Anne Kever macht momentan Forschungsarbeiten an der Uniklinik in New York - oder besser gesagt für die Uniklinik: Denn arbeiten tun sie und ihr Mann seit einigen Wochen nur von zu Hause aus. Nur fürs Einkaufen und kurze Spaziergänge verlassen sie ihre Wohnung. Denn die Stadt befindet sich momentan im Ausnahmezustand: "Die Lage ist brenzliger geworden, wie man auch in den Medien sieht." Zwar sei die Metropole noch keine Geisterstadt. Doch vor allem die Touristen-Hotspots sind wie leer gefegt.
Die Vorsichtsmaßnahmen sind erst vor Kurzem strenger geworden: New Yorker Spielplätze wurden beispielsweise erst in den letzten Tagen geschlossen. Strenge Regeln für Supermärkte gibt es aber (noch) nicht. Die Prioritäten der Amerikaner und die der Europäer scheinen sich zu unterscheiden: "Der Bürgermeister hat erklärt, dass es für das medizinische Personal genug Schutzmaterial gibt. Dieser Schutz schien hier wichtiger gewesen zu sein, als Vorkehrungen für die gesamte Bevölkerung zu treffen." Die New Yorker nehmen die Lage aber ernst, auch wenn keine Panik herrscht. Die Bevölkerung halte Abstand voneinander, berichtet Anne Kever.
Das ist auch richtig so, denn die Lage in den Krankenhäusern ist kritisch. Das weiß die Ostbelgierin aus eigener Erfahrung: "Ich und die anderen Forscher der Universität haben einen Aufruf erhalten: Wer kann, soll sich im Krankenhaus um Patienten kümmern. Und das obwohl wir kein geschultes Personal für diese Aufgabe sind. Es haben sich viele Leute gemeldet: mehr als nötig waren. Daran merkt man, dass der Zusammenhalt groß ist."

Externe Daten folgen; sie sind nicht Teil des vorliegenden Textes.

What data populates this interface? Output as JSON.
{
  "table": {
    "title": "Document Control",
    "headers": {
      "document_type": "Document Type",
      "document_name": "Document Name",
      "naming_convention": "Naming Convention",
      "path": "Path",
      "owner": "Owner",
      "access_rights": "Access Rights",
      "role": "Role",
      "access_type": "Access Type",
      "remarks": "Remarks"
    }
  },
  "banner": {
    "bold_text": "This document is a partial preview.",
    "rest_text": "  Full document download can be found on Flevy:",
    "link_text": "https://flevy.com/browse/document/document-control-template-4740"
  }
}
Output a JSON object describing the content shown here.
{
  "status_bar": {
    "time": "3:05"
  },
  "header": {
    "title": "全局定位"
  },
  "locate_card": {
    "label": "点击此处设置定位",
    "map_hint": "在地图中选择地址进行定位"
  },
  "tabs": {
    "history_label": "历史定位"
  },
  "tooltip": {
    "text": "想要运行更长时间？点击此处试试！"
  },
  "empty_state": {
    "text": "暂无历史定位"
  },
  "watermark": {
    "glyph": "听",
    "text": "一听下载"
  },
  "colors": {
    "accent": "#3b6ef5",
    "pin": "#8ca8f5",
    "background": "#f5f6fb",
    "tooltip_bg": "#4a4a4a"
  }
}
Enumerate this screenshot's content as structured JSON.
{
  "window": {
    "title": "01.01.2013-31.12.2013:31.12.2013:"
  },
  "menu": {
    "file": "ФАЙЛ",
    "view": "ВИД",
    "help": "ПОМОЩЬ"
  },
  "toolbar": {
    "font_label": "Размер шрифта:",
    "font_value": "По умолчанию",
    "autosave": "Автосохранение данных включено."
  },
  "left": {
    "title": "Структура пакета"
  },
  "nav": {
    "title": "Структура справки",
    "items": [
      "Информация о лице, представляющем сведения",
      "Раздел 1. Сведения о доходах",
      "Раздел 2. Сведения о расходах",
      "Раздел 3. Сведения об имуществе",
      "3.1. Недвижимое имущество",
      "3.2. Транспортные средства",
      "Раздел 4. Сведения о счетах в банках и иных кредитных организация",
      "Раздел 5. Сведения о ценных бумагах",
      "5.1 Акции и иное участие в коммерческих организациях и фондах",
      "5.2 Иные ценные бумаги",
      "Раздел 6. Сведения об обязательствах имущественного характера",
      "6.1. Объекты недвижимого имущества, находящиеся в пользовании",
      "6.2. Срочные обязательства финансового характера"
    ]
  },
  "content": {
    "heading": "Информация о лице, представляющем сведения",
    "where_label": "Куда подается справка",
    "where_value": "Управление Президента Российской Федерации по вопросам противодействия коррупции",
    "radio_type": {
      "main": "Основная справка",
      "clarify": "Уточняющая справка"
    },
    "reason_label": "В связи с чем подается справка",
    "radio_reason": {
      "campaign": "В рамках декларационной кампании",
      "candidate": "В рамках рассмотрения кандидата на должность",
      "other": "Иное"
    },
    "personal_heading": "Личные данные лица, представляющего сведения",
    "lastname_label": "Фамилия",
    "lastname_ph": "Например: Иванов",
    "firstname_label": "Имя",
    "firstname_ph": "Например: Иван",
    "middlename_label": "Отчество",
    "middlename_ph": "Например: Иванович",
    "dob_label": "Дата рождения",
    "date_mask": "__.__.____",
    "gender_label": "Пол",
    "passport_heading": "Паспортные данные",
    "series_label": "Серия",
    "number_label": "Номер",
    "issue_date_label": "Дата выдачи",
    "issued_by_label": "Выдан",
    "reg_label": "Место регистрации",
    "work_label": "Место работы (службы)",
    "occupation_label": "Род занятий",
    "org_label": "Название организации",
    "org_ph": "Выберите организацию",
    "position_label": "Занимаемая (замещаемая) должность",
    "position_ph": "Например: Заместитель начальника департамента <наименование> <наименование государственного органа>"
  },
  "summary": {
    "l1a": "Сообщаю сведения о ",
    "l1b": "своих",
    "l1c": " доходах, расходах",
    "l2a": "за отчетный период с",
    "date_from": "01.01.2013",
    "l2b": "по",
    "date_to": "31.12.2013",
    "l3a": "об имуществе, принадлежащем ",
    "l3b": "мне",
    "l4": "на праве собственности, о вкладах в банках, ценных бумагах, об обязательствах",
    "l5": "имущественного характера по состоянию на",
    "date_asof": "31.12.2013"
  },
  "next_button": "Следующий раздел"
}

Von New York aus ist Anne Kever mittwochabends übrigens telefonisch als psychologische Ansprechpartnerin für ostbelgische Anrufer zu erreichen: Zwischen 18 und 20 Uhr belgischer Zeit kann man sie bei Whatsapp ( +1 929 204 54 72) anrufen oder anschreiben. "Letzte Woche hatte ich drei Anrufer innerhalb dieser zwei Stunden und auch schriftlich haben einige Kontakt gesucht."
Todes- oder Krankheitsfälle gehörten dabei zum Glück nicht. Doch Anne Kever weiß, dass auch das zum Alltag von Corona gehört: Menschen, die ihre Angehörigen unbegleitet verlieren müssen. "Ich habe das auch schon bei Ärztekollegen mitbekommen. Sie sind im Kontakt mit den Patienten ja ganz vermummt. Und da geht natürlich auch ein menschlicher Aspekt verloren."
Die Situation in den amerikanischen Krankenhäusern wird sich wohl noch weiterhin verschärfen. Denn dort wird erst in den nächsten Wochen ein Peak bzw. Plateau erwartet. Dieses Plateau scheint in Belgien ja bereits erreicht zu sein: "Das nimmt den Leuten bestimmt die Sorge, aber ich glaube, auch das gute Wetter tut den Belgiern gut. Schließlich können vor allem die Ostbelgier bei Sonne raus, ohne dabei zu vielen Menschen zu begegnen. Hier in New York ist das anders."
Und nicht nur für Natur ist weniger Platz in New York. Auch die Wohnflächen fallen deutlich kleiner aus. "Deshalb vermissen wir auch gerade die Wälder und die Natur in Ostbelgien am meisten."